Une barbarie apportée par le personnage de Dementus, qui intéresse Miller autant que celui de Furiosa. Interprété par un Chris Hemsworth grotesque et menaçant, l’antagoniste de cette préquelle se révèle à rebours des attentes. Dementus, c’est le chaos dans le chaos, une entité incontrôlable qui condense en elle-même toute l’euphorie cruelle d’un monde déjà mort et assujetti aux plaisirs immédiats. Pourtant, Miller n’oublie pas d’y tracer une touche d’humanité, saisissant chez son tyran des rares extraits de candeur inattendue. De l’autre côté du casting, pas de surprise : il suffit d’un seul regard pour qu’Anya Taylor-Joy s’affirme comme la digne héritière de Charlize Theron.
Là où le film déçoit quelque peu, c’est dans la confrontation entre les deux figures. À son meilleur lorsqu’il s’agit de dessiner une complicité muette dans l’action - la cohésion quasi surnaturelle et cinétique entre Furiosa et le personnage de Tom Burke, par exemple - le film se montre un poil bavard lors de son climax, séquence qui n’a pas grand-chose d’autre à offrir qu’un parallèle convenu. Peut-être parce que, plongé dans un univers dont il est à la fois l’unique démiurge et le plus grand admirateur, Miller s’éparpille, jusqu’à négliger les implications émotionnelles de la quête vengeresse de Furiosa.
Qu’importe, ces égarements seront balayés par la conclusion, qui dévoile un supplice que l’on croirait sorti du Tartare (1) et achève le film avec toute la force de frappe mythologique de son auteur. À l’heure où Peter Jackson et Terry Gilliam semblent avoir raccroché le tablier, George Miller continue d’avancer comme l’un des derniers savants fous du système hollywoodien. Moins définitif que Fury Road, son Furiosa s’impose comme un opéra noir et vivifiant, une saga guerrière qui amène turbulences et remous dans l’océan trop placide des productions à gros budget. Une proposition qu’il convient de chérir.
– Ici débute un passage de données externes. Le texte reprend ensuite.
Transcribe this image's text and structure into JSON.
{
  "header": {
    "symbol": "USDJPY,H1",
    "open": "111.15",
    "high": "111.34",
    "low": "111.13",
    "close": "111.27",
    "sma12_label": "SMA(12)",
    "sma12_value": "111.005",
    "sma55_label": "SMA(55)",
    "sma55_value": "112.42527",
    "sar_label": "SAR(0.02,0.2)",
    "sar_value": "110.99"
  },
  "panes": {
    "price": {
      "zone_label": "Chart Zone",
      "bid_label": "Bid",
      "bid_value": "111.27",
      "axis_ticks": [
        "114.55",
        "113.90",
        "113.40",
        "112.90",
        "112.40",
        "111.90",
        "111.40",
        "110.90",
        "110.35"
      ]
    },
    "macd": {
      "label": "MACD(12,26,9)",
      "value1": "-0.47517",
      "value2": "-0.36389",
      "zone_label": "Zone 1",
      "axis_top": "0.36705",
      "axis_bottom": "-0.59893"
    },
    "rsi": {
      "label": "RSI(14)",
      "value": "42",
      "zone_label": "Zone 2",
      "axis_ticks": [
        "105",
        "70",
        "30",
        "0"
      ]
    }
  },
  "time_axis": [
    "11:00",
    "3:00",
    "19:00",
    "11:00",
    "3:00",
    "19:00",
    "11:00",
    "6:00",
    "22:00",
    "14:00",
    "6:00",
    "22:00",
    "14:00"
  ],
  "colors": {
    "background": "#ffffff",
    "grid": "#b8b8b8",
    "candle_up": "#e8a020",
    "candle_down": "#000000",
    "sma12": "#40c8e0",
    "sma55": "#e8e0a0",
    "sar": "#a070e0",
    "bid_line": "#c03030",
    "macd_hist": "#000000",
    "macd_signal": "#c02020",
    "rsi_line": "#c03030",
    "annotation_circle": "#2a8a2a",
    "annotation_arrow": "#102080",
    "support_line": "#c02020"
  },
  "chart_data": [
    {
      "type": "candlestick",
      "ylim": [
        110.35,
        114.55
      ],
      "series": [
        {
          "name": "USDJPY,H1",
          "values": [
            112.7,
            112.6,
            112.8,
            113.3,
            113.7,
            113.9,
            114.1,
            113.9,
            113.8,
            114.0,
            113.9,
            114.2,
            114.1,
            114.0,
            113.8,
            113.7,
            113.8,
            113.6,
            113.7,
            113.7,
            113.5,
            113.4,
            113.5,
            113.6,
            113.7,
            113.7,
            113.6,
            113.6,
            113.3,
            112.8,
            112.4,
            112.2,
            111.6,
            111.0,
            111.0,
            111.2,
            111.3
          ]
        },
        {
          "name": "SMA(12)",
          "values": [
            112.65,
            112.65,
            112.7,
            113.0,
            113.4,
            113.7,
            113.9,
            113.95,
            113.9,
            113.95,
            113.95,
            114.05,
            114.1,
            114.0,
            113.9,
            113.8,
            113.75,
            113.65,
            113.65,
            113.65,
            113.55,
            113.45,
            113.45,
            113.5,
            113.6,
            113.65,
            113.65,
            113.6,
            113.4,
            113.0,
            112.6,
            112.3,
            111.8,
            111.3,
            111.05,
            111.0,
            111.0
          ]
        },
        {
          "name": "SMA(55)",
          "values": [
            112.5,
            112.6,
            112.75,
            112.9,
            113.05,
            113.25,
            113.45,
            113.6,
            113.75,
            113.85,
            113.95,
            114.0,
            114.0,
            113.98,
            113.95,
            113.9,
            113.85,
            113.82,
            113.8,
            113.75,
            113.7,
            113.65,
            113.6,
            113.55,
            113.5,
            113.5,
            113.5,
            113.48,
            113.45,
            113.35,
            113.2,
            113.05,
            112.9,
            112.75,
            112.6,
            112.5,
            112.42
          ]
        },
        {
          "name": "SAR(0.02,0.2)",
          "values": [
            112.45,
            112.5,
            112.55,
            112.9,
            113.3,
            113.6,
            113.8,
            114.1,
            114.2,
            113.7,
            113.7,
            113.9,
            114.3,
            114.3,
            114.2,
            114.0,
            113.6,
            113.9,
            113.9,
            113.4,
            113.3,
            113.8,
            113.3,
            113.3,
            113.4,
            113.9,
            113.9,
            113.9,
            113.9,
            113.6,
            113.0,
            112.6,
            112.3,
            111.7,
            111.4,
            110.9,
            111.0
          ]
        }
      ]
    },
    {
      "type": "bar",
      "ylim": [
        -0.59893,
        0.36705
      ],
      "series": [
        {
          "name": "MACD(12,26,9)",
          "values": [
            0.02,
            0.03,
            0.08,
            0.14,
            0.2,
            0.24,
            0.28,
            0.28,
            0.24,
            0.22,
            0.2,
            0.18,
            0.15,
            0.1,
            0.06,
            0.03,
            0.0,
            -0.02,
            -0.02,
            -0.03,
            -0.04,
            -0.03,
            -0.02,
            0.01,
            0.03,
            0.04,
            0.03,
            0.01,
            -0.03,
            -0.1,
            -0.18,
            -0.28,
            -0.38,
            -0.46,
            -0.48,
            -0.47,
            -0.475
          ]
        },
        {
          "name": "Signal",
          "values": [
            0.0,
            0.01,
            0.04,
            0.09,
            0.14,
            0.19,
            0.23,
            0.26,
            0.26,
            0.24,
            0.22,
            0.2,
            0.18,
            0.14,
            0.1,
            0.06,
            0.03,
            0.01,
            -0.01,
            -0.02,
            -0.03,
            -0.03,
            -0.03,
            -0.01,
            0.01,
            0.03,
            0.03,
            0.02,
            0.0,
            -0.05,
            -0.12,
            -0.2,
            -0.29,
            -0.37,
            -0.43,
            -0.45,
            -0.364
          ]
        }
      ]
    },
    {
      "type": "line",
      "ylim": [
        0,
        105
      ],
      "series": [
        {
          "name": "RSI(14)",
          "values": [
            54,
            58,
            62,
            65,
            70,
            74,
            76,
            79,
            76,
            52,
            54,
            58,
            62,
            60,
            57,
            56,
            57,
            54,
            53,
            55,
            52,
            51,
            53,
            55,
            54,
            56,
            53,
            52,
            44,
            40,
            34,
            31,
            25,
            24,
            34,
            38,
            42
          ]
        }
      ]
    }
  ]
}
RÉALISÉ PAR : GEORGE MILLER
AVEC : ANYA TAYLOR-JOY, CHRIS HEMSWORTH, TOM BURKE
PAYS : ÉTATS-UNIS
DURÉE : 148 MINUTES
SORTIE : 22 MAI
(1) : Dans la mythologie grecque, le Tartare est une zone apocalyptique où siège Hadès. Les châtiments les plus sadiques y sont exécutés : par exemple, le supplice de Tantale, condamné à ne jamais manger ni boire sans pouvoir mourir, ou Sisyphe, forcé de faire monter un rocher chaque jour sur une colline avant de recommencer le lendemain. Sans dévoiler tous les clés du long-métrage, il est clair que Miller s’est inspiré de cette iconographie pour conclure la vendetta de Furiosa.